Removal may be warranted where a board member's conduct occurs during a board meeting and disrupts the meeting or interferes with the board's ability to function (Appeal of Kozak, supra). However, the record is unclear as to whether the conduct complained of here occurred at a duly convened meeting of the board, as alleged by petitioner. Respondent alleges that the incident in question occurred in the superintendent's office, in an area not open to the public, after the superintendent had invited board members there to await the election results, and that no meeting was called to order and seconded, no minutes were taken and no agenda was established. Although petitioner alleges that the conduct occurred at a duly convened meeting, it appears from the record that after the alleged incident, the board members left the superintendent's office and entered the stage of the auditorium to announce and adopt the election results before the public, thus suggesting that the meeting was not officially convened until the board met in the public auditorium. It also appears from the record that, regardless of the alleged incident, the results of the election were announced and adopted by the board without further incident.

In addition, while petitioner alleges that respondent's conduct caused trustees Srulevich and Granet to experience emotional distress and fear for their safety, there is nothing in the record which establishes that the board has been unable to function since the incident. Nor is there anything in the record to indicate that respondent has continuously engaged in similar conduct. Although petitioner alleges that respondent had previously made sexually graphic remarks to trustee Srulevich on or about April 28, 1998, any allegations relating to such conduct are clearly untimely pursuant to 8 NYCRR "275.16, which requires that an appeal be commenced within thirty days of the act complained of. Section 275.16 is applicable to proceedings for removal from office under Part 277 of the Commissioner's regulations (Application of Quinones, 25 Ed Dept Rep 497, Decision No. 11,654). Furthermore, I do not find that two distinct instances of allegedly inappropriate remarks by respondent, separated by over a year's interval, are sufficient to establish a continuing course of conduct by respondent so as to render timely petitioner's allegations with respect to the April 28, 1998 incident. Even if I were to consider such incident in conjunction with the May 18, 1999 incident, I do not find on the record before me that the two incidents have resulted in the board's inability to function.
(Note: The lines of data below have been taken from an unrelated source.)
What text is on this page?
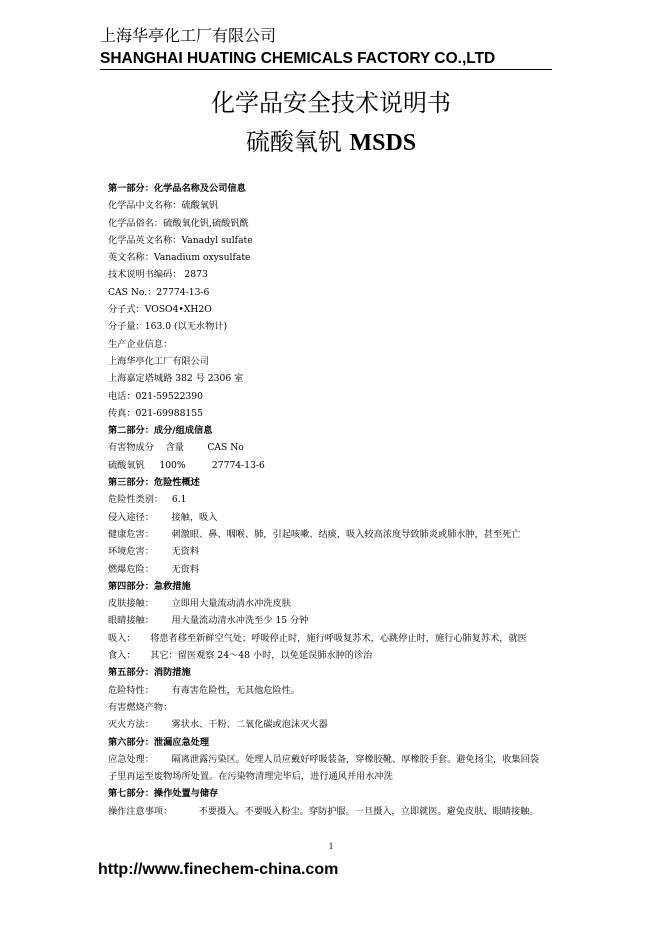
上海华亭化工厂有限公司
SHANGHAI HUATING CHEMICALS FACTORY CO.,LTD
化学品安全技术说明书
硫酸氧钒 MSDS
第一部分：化学品名称及公司信息
化学品中文名称：硫酸氧钒
化学品俗名：硫酸氧化钒,硫酸钒酰
化学品英文名称：Vanadyl sulfate
英文名称：Vanadium oxysulfate
技术说明书编码： 2873
CAS No.：27774-13-6
分子式：VOSO4•XH2O
分子量：163.0 (以无水物计)
生产企业信息：
上海华亭化工厂有限公司
上海嘉定塔城路 382 号 2306 室
电话：021-59522390
传真：021-69988155
第二部分：成分/组成信息
有害物成分    含量        CAS No
硫酸氧钒     100%         27774-13-6
第三部分：危险性概述
危险性类别：   6.1
侵入途径：      接触，吸入
健康危害：      刺激眼、鼻、咽喉、肺，引起咳嗽、结痰，吸入较高浓度导致肺炎或肺水肿，甚至死亡
环境危害：      无资料
燃爆危险：      无资料
第四部分：急救措施
皮肤接触：      立即用大量流动清水冲洗皮肤
眼睛接触：      用大量流动清水冲洗至少 15 分钟
吸入：     将患者移至新鲜空气处；呼吸停止时，施行呼吸复苏术，心跳停止时，施行心肺复苏术，就医
食入：     其它：留医观察 24～48 小时，以免延误肺水肿的诊治
第五部分：消防措施
危险特性：      有毒害危险性，无其他危险性。
有害燃烧产物：
灭火方法：      雾状水、干粉、二氧化碳或泡沫灭火器
第六部分：泄漏应急处理
应急处理：      隔离泄露污染区。处理人员应戴好呼吸装备，穿橡胶靴、厚橡胶手套。避免扬尘，收集回袋
子里再运至废物场所处置。在污染物清理完毕后，进行通风并用水冲洗
第七部分：操作处置与储存
操作注意事项：         不要摄入。不要吸入粉尘。穿防护服。一旦摄入，立即就医。避免皮肤、眼睛接触。
1
http://www.finechem-china.com
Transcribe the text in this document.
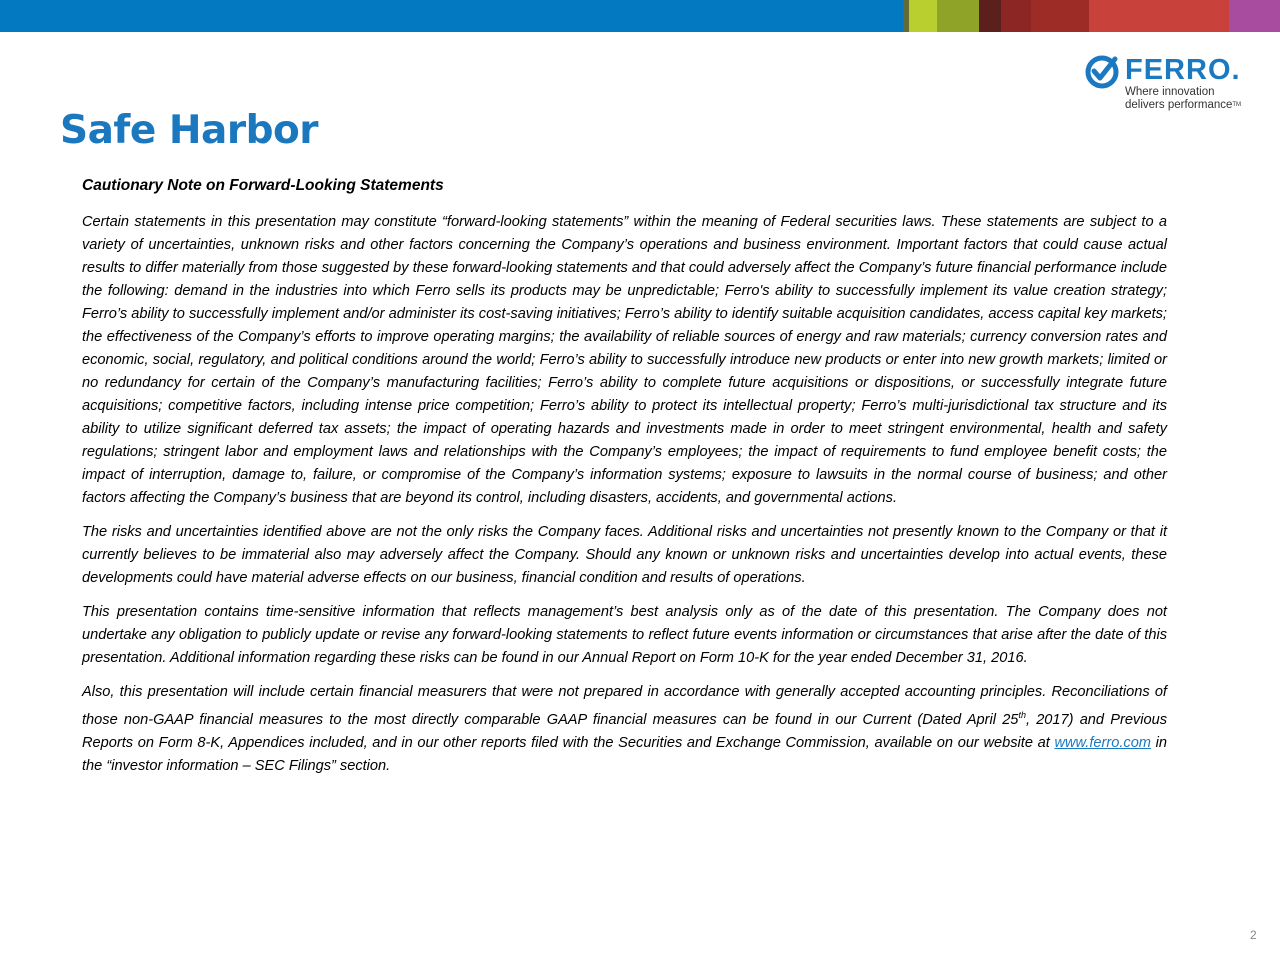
FERRO.
Where innovation
delivers performance™
Safe Harbor
Cautionary Note on Forward-Looking Statements

Certain statements in this presentation may constitute “forward-looking statements” within the meaning of Federal securities laws. These statements are subject to a variety of uncertainties, unknown risks and other factors concerning the Company’s operations and business environment. Important factors that could cause actual results to differ materially from those suggested by these forward-looking statements and that could adversely affect the Company’s future financial performance include the following: demand in the industries into which Ferro sells its products may be unpredictable; Ferro's ability to successfully implement its value creation strategy; Ferro’s ability to successfully implement and/or administer its cost-saving initiatives; Ferro’s ability to identify suitable acquisition candidates, access capital key markets; the effectiveness of the Company’s efforts to improve operating margins; the availability of reliable sources of energy and raw materials; currency conversion rates and economic, social, regulatory, and political conditions around the world; Ferro’s ability to successfully introduce new products or enter into new growth markets; limited or no redundancy for certain of the Company’s manufacturing facilities; Ferro’s ability to complete future acquisitions or dispositions, or successfully integrate future acquisitions; competitive factors, including intense price competition; Ferro’s ability to protect its intellectual property; Ferro’s multi-jurisdictional tax structure and its ability to utilize significant deferred tax assets; the impact of operating hazards and investments made in order to meet stringent environmental, health and safety regulations; stringent labor and employment laws and relationships with the Company’s employees; the impact of requirements to fund employee benefit costs; the impact of interruption, damage to, failure, or compromise of the Company’s information systems; exposure to lawsuits in the normal course of business; and other factors affecting the Company’s business that are beyond its control, including disasters, accidents, and governmental actions.

The risks and uncertainties identified above are not the only risks the Company faces. Additional risks and uncertainties not presently known to the Company or that it currently believes to be immaterial also may adversely affect the Company. Should any known or unknown risks and uncertainties develop into actual events, these developments could have material adverse effects on our business, financial condition and results of operations.

This presentation contains time-sensitive information that reflects management’s best analysis only as of the date of this presentation. The Company does not undertake any obligation to publicly update or revise any forward-looking statements to reflect future events information or circumstances that arise after the date of this presentation. Additional information regarding these risks can be found in our Annual Report on Form 10-K for the year ended December 31, 2016.

Also, this presentation will include certain financial measurers that were not prepared in accordance with generally accepted accounting principles. Reconciliations of those non-GAAP financial measures to the most directly comparable GAAP financial measures can be found in our Current (Dated April 25th, 2017) and Previous Reports on Form 8-K, Appendices included, and in our other reports filed with the Securities and Exchange Commission, available on our website at www.ferro.com in the “investor information – SEC Filings” section.

2
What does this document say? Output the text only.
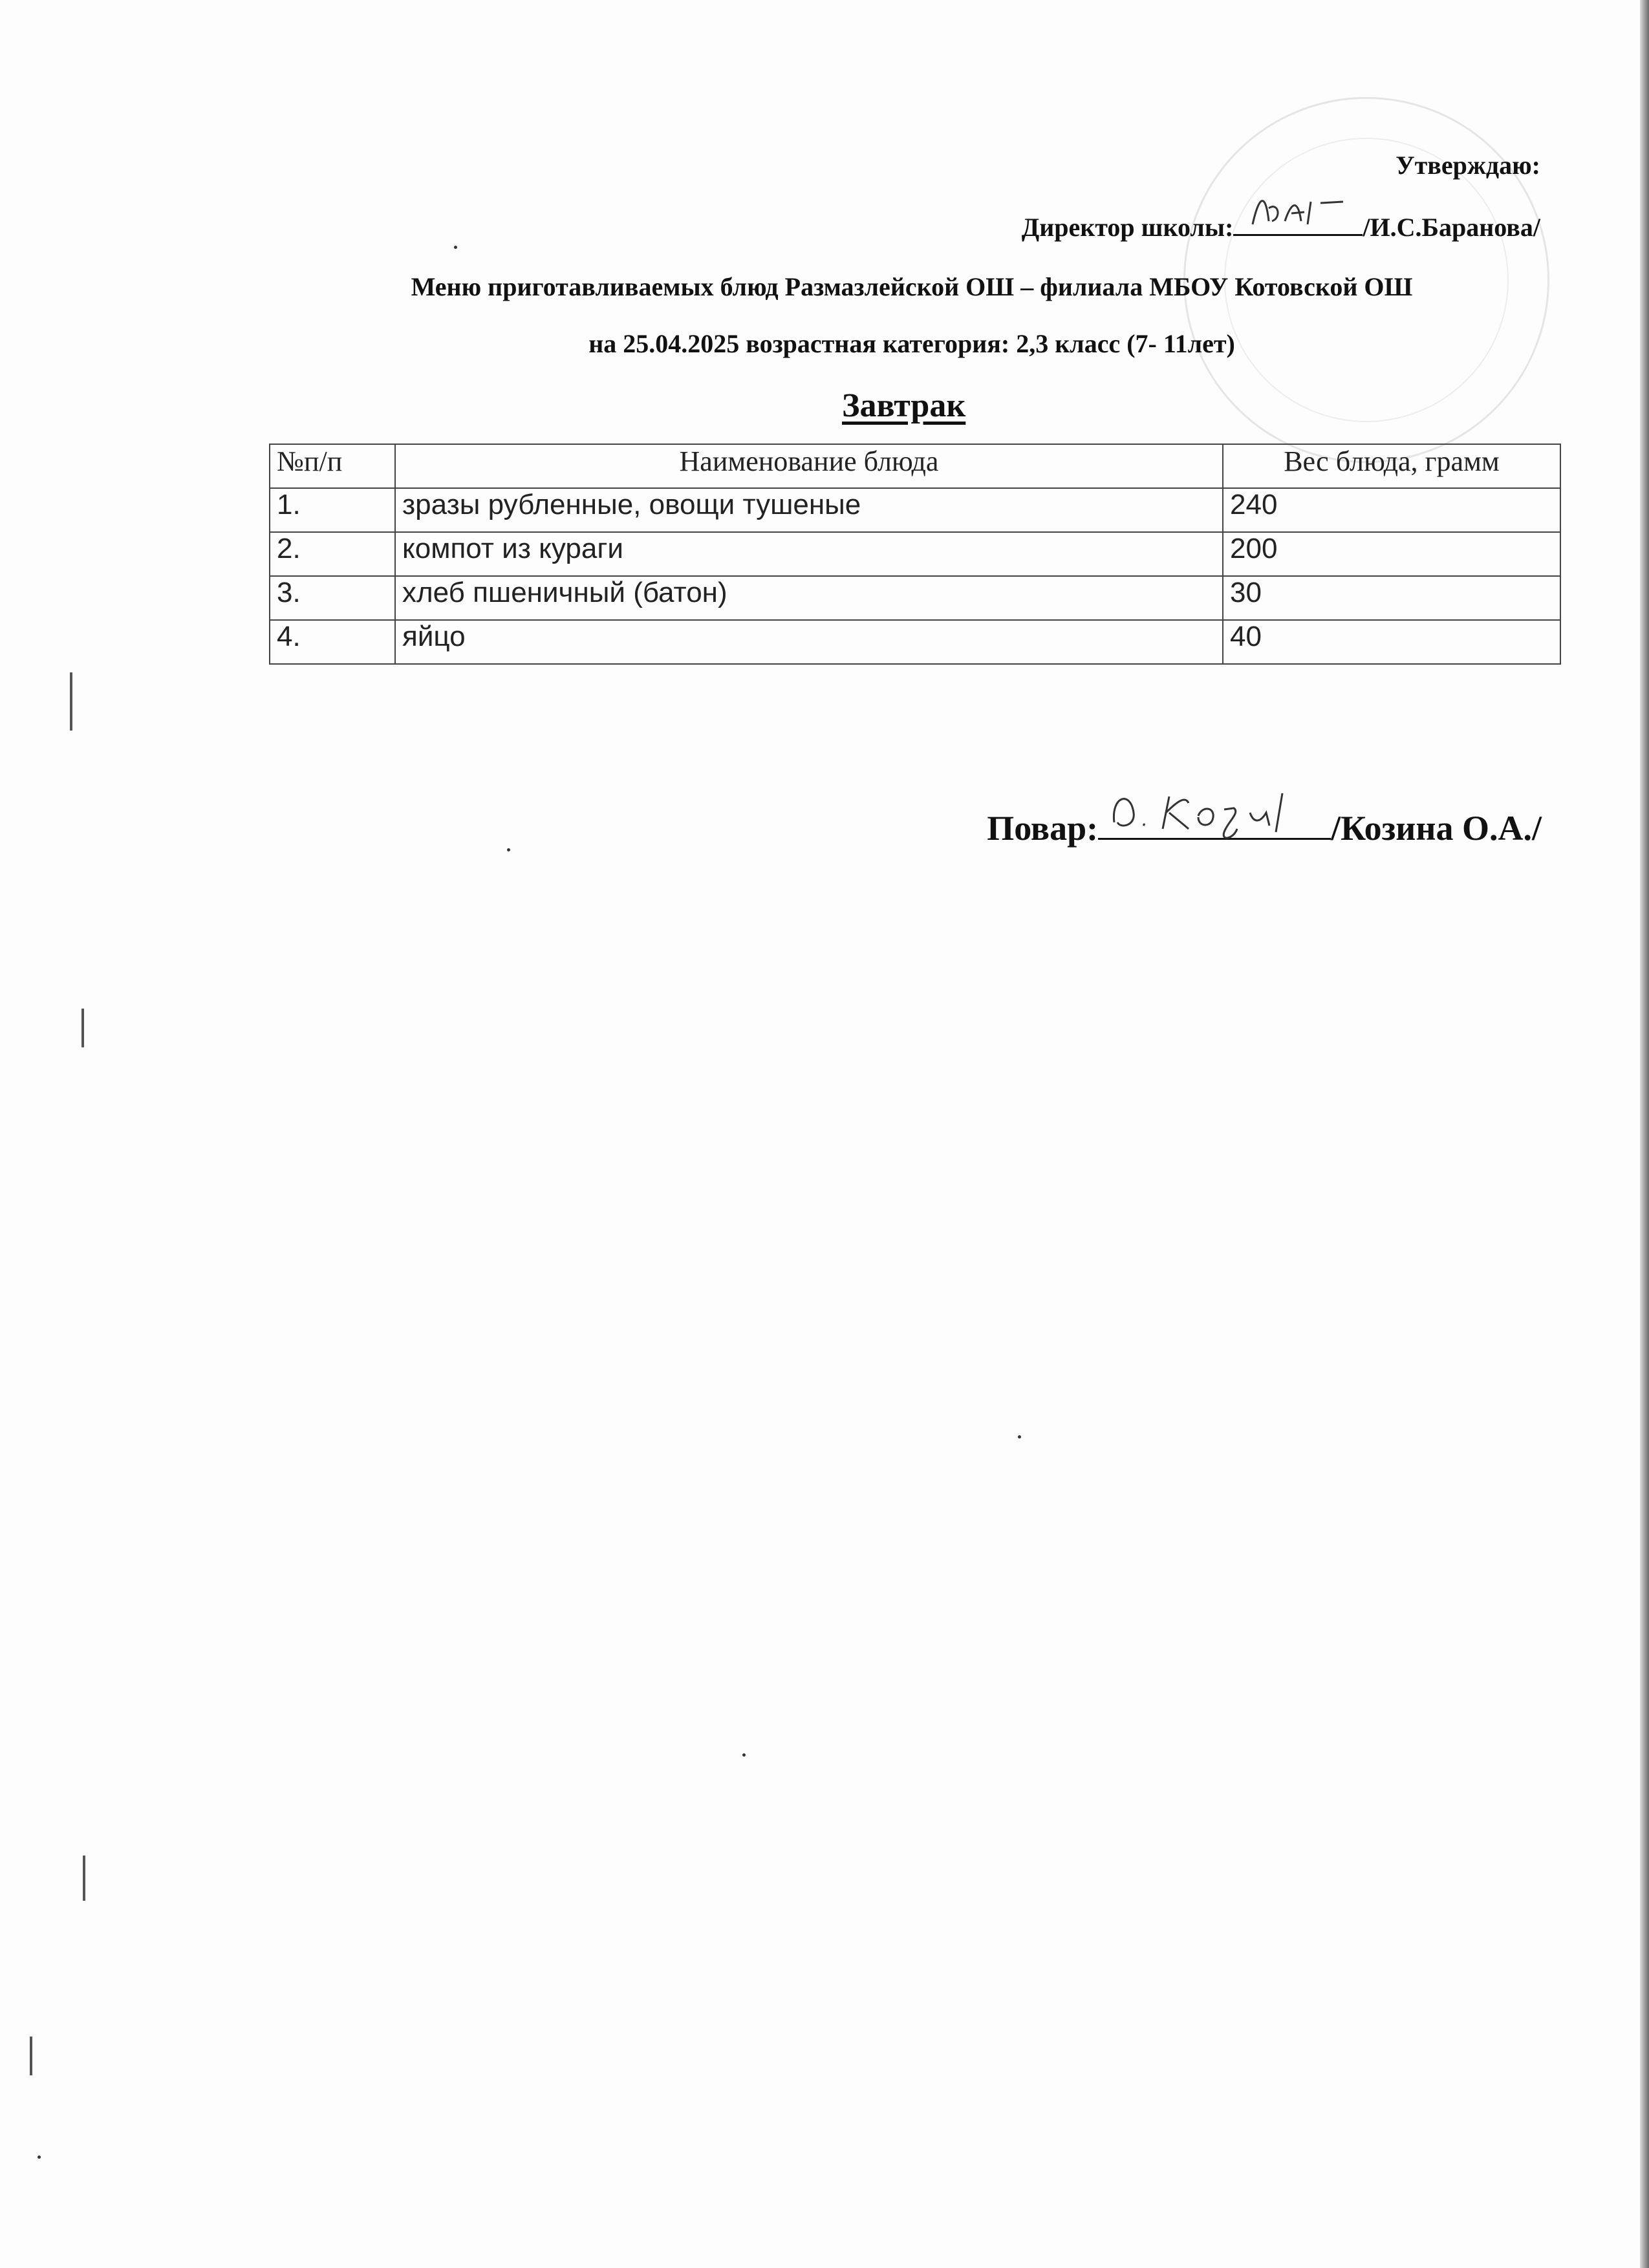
Утверждаю:
Директор школы:	/И.С.Баранова/
Меню приготавливаемых блюд Размазлейской ОШ – филиала МБОУ Котовской ОШ
на 25.04.2025 возрастная категория: 2,3 класс (7- 11лет)
Завтрак
№п/п	Наименование блюда	Вес блюда, грамм
1.	зразы рубленные, овощи тушеные	240
2.	компот из кураги	200
3.	хлеб пшеничный (батон)	30
4.	яйцо	40
Повар:	/Козина О.А./
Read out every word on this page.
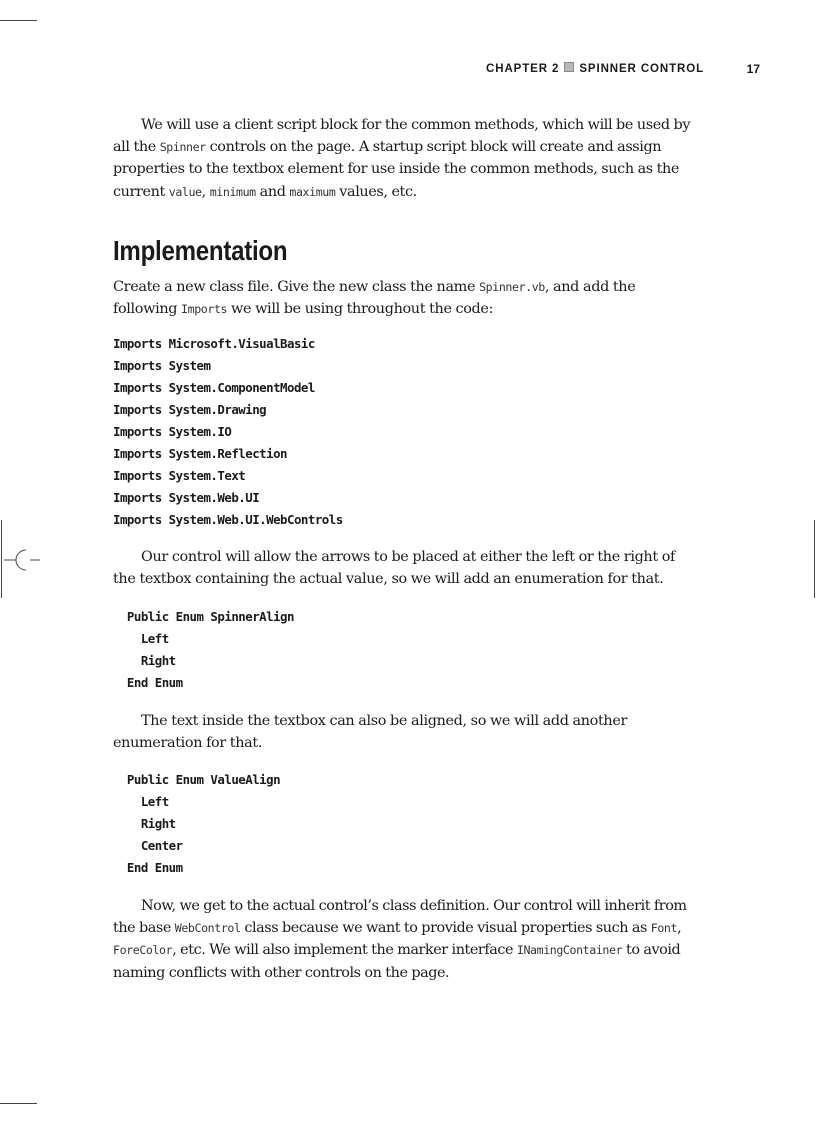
CHAPTER 2 SPINNER CONTROL	17

We will use a client script block for the common methods, which will be used by all the Spinner controls on the page. A startup script block will create and assign properties to the textbox element for use inside the common methods, such as the current value, minimum and maximum values, etc.

Implementation

Create a new class file. Give the new class the name Spinner.vb, and add the following Imports we will be using throughout the code:

Imports Microsoft.VisualBasic
Imports System
Imports System.ComponentModel
Imports System.Drawing
Imports System.IO
Imports System.Reflection
Imports System.Text
Imports System.Web.UI
Imports System.Web.UI.WebControls

Our control will allow the arrows to be placed at either the left or the right of the textbox containing the actual value, so we will add an enumeration for that.

Public Enum SpinnerAlign
Left
Right
End Enum

The text inside the textbox can also be aligned, so we will add another enumeration for that.

Public Enum ValueAlign
Left
Right
Center
End Enum

Now, we get to the actual control’s class definition. Our control will inherit from the base WebControl class because we want to provide visual properties such as Font, ForeColor, etc. We will also implement the marker interface INamingContainer to avoid naming conflicts with other controls on the page.
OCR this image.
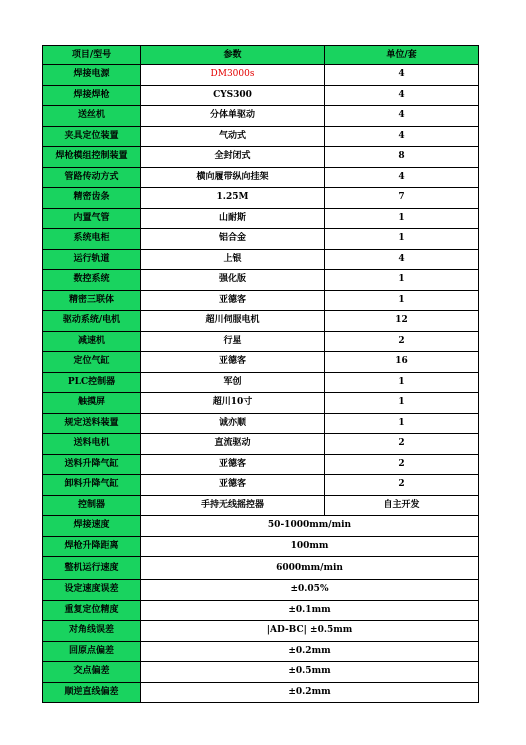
项目/型号	参数	单位/套
焊接电源	DM3000s	4
焊接焊枪	CYS300	4
送丝机	分体单驱动	4
夹具定位装置	气动式	4
焊枪模组控制装置	全封闭式	8
管路传动方式	横向履带纵向挂架	4
精密齿条	1.25M	7
内置气管	山耐斯	1
系统电柜	铝合金	1
运行轨道	上银	4
数控系统	强化版	1
精密三联体	亚德客	1
驱动系统/电机	超川伺服电机	12
减速机	行星	2
定位气缸	亚德客	16
PLC控制器	军创	1
触摸屏	超川10寸	1
规定送料装置	诚亦顺	1
送料电机	直流驱动	2
送料升降气缸	亚德客	2
卸料升降气缸	亚德客	2
控制器	手持无线摇控器	自主开发
焊接速度	50-1000mm/min	
焊枪升降距离	100mm	
整机运行速度	6000mm/min	
设定速度误差	±0.05%	
重复定位精度	±0.1mm	
对角线误差	|AD-BC| ±0.5mm	
回原点偏差	±0.2mm	
交点偏差	±0.5mm	
顺逆直线偏差	±0.2mm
Although the application must be denied, respondent's conduct was nevertheless highly offensive and inappropriate for a member of a board of education. Furthermore, as petitioner notes, such conduct by its nature may raise civil rights issues that could subject the district to litigation and possible liability under applicable Federal laws. In addition, such conduct has at least the potential to adversely affect the district's efforts to enforce its policies prohibiting sexual harassment of its employees and students. Although I do not find on the record before me that respondent's conduct is sufficient to warrant his removal, I strongly urge respondent to refrain from such behavior in the future and warn respondent that continuing instances of such conduct may constitute sufficient grounds for removal.